24-08-20-OPEA-001-AI Gateway API¶
AI Gateway API
Status¶
Under Review
Objective¶
Design the API for AI Gateway.
Motivation¶
Introduce gateway to do mTLS, traffic control, observability and so on
Introduce AI Gateway API to use existing gateway sloutions rather than implement our own one.
Design Proposal¶
The AI gateway is at the front of all microservices:
API overall¶
To make the most of current resources, we choose to follow Kubernetes Gateway API since it is the gateway API standard that all gateways support.

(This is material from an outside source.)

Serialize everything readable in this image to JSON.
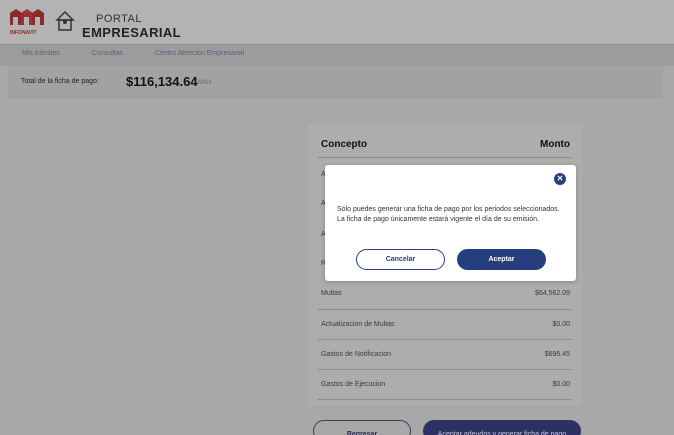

Since AI specific features of Kubernetes Gateway API are still under discussion, We design AI Gateway API including following two parts:
Kubernetes Gateway API for features it already supports
Extension API for all other features
API workflow¶
AI Gateway is not a brand-new gateway implementation, only does one thing: Convert.
Extension API¶
apiVersion: extension.gateway.opea.dev/v1
kind: Gateway
metadata:
name: extension-exmaple
spec:
gatewayClassName: envoy
extensions:
- name: extension-1
config:
extension-1-config: aaa
- name: extension-2
config:
extension-2-config: bbb
gatewayClassName: specific gateway implement
name: the name of extension feature, support multiple extensions
config: the content of extension config, following specified gateway API
Extension API example¶
apiVersion: extension.gateway.opea.dev/v1
kind: Gateway
metadata:
name: envoy-extension-exmaple
spec:
gatewayClassName: envoy
extensions:
- name: token-ratelimit
config:
name: envoy.filters.http.guardrails
typed_config:
"@type": type.googleapis.com/envoy.extensions.filters.http.guardrails.v3.Guardrails
inference:
runtime: envoy.inference_runtime.openvino
typed_config:
"@type": type.googleapis.com/envoy.extensions.inference_runtime.openvino.v3.OpenvinoConfig
backend: CPU
plugins:
- /usr/lib/libopenvino_tokenizers.so
model_path: /home/zhihao/envoy/.project/openvino/models/OTIS-Official-Spam-Model.xml
source: RESPONSE
action: ALLOW
Guardrail is AI specific feature, here we use Extension API to config Envoy to use CPU to inference with specified model to do response check.
The config field follows the Envoy API.